President Warren G. Harding was also a Klan member. Boles said a referendum on banning private education in Michigan was even proposed by the Klan.
“Opposition to it may have resulted in the oddest political coalition in Michigan history," Boles said, "including Conservatives, Dutch Reformed and Catholics."
He said that shining the light of history on the Klan membership may be disconcerting for families in Newaygo County in western Michigan, but the survival of records from the area was “sheer happenstance.”
“They are no more guilty — there were Klan chapters all throughout Michigan, and Newaygo was not unique.”
He also pointed out that the 1920s Klan was not like the original, violent organization of the 1860s South or even the latter 1960s version.
“It was a broadly based organization, which was mostly anti-immigrant and anti-Catholic," he said. "A lot of people felt that way, and they were not perceived as fringe or kooks."
At the height of its power in the 1920s, the “Invisible Empire” had what Fox called “staggering membership numbers,” exceeding 6 million members nationwide. Although Michigan membership is difficult to pinpoint, Fox cites reports of between 265,000 to 875,000 members.

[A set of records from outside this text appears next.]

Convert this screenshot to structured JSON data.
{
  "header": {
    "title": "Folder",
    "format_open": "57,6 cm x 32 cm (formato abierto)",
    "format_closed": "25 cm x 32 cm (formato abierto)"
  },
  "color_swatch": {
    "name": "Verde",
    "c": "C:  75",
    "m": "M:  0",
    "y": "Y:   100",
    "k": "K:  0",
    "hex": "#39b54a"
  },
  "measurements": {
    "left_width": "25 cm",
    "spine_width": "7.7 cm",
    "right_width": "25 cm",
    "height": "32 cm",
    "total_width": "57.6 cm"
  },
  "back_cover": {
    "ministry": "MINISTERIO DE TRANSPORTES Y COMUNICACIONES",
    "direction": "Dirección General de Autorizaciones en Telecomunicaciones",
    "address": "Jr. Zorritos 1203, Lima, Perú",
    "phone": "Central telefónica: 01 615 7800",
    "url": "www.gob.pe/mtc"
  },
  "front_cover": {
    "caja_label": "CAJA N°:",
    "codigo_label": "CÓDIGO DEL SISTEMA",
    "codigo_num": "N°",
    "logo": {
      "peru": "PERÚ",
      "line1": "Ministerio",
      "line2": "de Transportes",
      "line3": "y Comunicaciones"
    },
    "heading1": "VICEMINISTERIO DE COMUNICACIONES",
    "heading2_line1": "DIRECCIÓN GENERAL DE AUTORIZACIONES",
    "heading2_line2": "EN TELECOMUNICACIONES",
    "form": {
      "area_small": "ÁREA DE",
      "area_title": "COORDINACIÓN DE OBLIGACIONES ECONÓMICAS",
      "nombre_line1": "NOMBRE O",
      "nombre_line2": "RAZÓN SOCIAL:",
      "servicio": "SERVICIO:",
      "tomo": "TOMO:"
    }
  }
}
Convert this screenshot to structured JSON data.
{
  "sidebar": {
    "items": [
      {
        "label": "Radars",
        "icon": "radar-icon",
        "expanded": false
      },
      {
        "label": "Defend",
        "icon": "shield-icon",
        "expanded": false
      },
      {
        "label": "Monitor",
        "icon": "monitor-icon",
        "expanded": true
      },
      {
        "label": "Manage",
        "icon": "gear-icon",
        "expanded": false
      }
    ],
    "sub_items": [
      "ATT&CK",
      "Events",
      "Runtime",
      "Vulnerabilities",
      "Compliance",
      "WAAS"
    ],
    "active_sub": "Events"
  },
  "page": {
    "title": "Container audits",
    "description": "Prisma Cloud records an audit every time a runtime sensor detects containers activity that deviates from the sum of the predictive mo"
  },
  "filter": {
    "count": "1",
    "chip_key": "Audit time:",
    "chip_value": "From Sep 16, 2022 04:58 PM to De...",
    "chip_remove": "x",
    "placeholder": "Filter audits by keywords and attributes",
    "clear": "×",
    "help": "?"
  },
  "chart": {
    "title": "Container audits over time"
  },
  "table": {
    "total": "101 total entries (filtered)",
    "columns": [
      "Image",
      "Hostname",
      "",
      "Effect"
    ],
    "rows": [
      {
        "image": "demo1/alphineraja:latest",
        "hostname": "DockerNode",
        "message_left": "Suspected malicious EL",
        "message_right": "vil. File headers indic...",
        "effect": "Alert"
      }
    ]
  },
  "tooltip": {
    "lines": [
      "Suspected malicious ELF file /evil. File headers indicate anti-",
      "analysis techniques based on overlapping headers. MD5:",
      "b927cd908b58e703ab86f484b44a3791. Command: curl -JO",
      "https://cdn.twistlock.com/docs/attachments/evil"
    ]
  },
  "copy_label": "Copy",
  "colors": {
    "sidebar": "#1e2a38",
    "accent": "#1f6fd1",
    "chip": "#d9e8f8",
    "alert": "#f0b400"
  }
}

In Lansing, the Klan was able to muster more than 15,000 members for a march down Michigan Avenue on Labor Day in 1924.
Many prominent businessmen, doctors and lawyers found their way to Klan membership, including Dan F. Gerber, the founder of Gerber Baby Foods.
“History is a warts-and-all kind of business, and my view is that if it happened, then surely it’s worth knowing about," Fox said. "You can’t simply edit out the chunks you don’t like, and I’m not sure how ignoring the murkier parts of the past is supposed to benefit anyone.”
In his book, Fox details a 1920s Klan that was as likely to be a social organization sponsoring community picnics as it was a hate-mongering secret society.
Fox said one gauge of the popularity of the Klan in the 1920s was the emergence of the “faddish Klan-themed merchandise,” including flags, knives, lamps displaying a robed Klan figure and Klan music records. The Michigan Klan newspaper covered Klan weddings, funeral and baptisms with the same interest as mainstream weekly newspapers. Newspaper editors and owners were often found on Klan rolls.
“I’d say that in many important respects — the types of people who joined, and the types of appeals that were made by the KKK — Michigan was pretty typical of most other states where the Klan was a presence,” Fox said.
“The KKK came relatively late to Michigan (outside of Detroit, where it had some presence earlier), only really taking hold statewide in the summer of 1923. Perhaps as a consequence, it never really succeeded in gaining the political clout that it had managed to muster up in Indiana.”
The author said that as a national movement, the Klan peaked in 1924 and was all but dead by 1926.
“Michigan’s flirtation with it, whilst enthusiastic, was probably shorter than most,” Fox says.
The decline of the Klan, which was built on profitable pyramid schemes, came about through greed and financial incompetence.
Fox said that although the Klan phenomenon was national in scope, there were also regional variations: “In the South, it inevitably turned its vitriol upon African- Americans. In the Southwest, it often targeted Mexicans and, on the Pacific coast, Asians."
In Michigan, it denounced "Romanism," lashing out at immigration and "the specter of Catholicism.”
In his book, Fox says the Klan "was far more ensconced in American life than many of us would like to admit.”